La violencia de los 70

NO PODEMOS ANALIZAR LOS ’70 SIN MIRAR LOS ’60 Y ‘80

Ha surgido en las últimas semanas un debate sobre los hechos de violencia de los años ’70. Creemos, no puede quedar encerrado el debate entre quienes hicieron o reivindicaron el uso de la violencia como metodología política en esos años.

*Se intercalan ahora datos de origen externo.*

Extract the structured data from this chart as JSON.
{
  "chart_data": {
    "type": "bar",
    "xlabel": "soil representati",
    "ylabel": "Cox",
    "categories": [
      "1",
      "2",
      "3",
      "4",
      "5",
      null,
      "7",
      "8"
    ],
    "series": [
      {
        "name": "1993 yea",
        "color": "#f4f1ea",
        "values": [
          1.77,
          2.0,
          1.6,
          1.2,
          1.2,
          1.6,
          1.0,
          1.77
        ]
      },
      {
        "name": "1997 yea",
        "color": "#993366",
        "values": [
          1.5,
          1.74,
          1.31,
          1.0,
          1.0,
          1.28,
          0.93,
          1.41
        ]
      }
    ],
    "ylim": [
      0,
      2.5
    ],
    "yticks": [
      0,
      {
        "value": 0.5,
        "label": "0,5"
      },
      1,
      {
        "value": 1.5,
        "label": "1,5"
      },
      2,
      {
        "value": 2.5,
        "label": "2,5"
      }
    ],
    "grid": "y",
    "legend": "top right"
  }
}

Nos enseñó el maestro Norberto Bobbio “somos también lo que elegimos recordar”.  La década del ’70 dejó su huella, en la Argentina y el mundo, de enfrentamientos y luchas fratricidas. Importantes sectores sociales no pueden eludir su responsabilidad histórica ante la barbarie del siglo XX. Quienes ante una débil tradición democrática y racionalista le opusieron un discurso y una práctica del mal absoluto. Tiempos de protagonistas que pretendieron reducir la política a la lógica de la confrontación y la guerra. No podemos analizar los ’70 sin mirar los ’60 y ’80. Fenómeno mundial fue la rebelión juvenil de los años ’60 en Occidente. Tiempos vividos como una apasionada protesta. Mientras, en Argentina un nuevo golpe militar en 1966 bloqueaba todos los canales de participación popular. Como respuesta sectores juveniles de origen peronista y marxista buscan acelerar la historia. Como dos fotos de la tragedia que se avecinaba, por un lado los dirigentes sindicales acompañaban al dictador Onganía en la jura como presidente de la Nación. La moneda de cambio fue el manejo de las obras sociales por los sindicatos. Por el otro en Latinoamérica el foquismo guerrillero, impulsado por el Che Guevara, llevaba a la aventura y al infantilismo demencial a miles de jóvenes. Error y horror político basado en el idealismo y en supuestas buenas intenciones. Condujeron a la muerte a toda una generación.Ambos sectores descreían de la Democracia. Eran alentados desde distintos y contrapuestos sectores políticos y sociales. Sectores de la iglesia pertenecientes al Movimiento de Sacerdotes para el Tercer Mundo alentando la solidaridad social de los jóvenes terminaronn incentivando su compromiso con la lucha armada. Simultáneamente sectores de la jerarquía eclesiástica vinculados con las fuerzas armadas, como monseñor Bonamín y Tortolo, pedían “un baño de sangre”. Perón desde el exilio alentaba las formaciones especiales juveniles.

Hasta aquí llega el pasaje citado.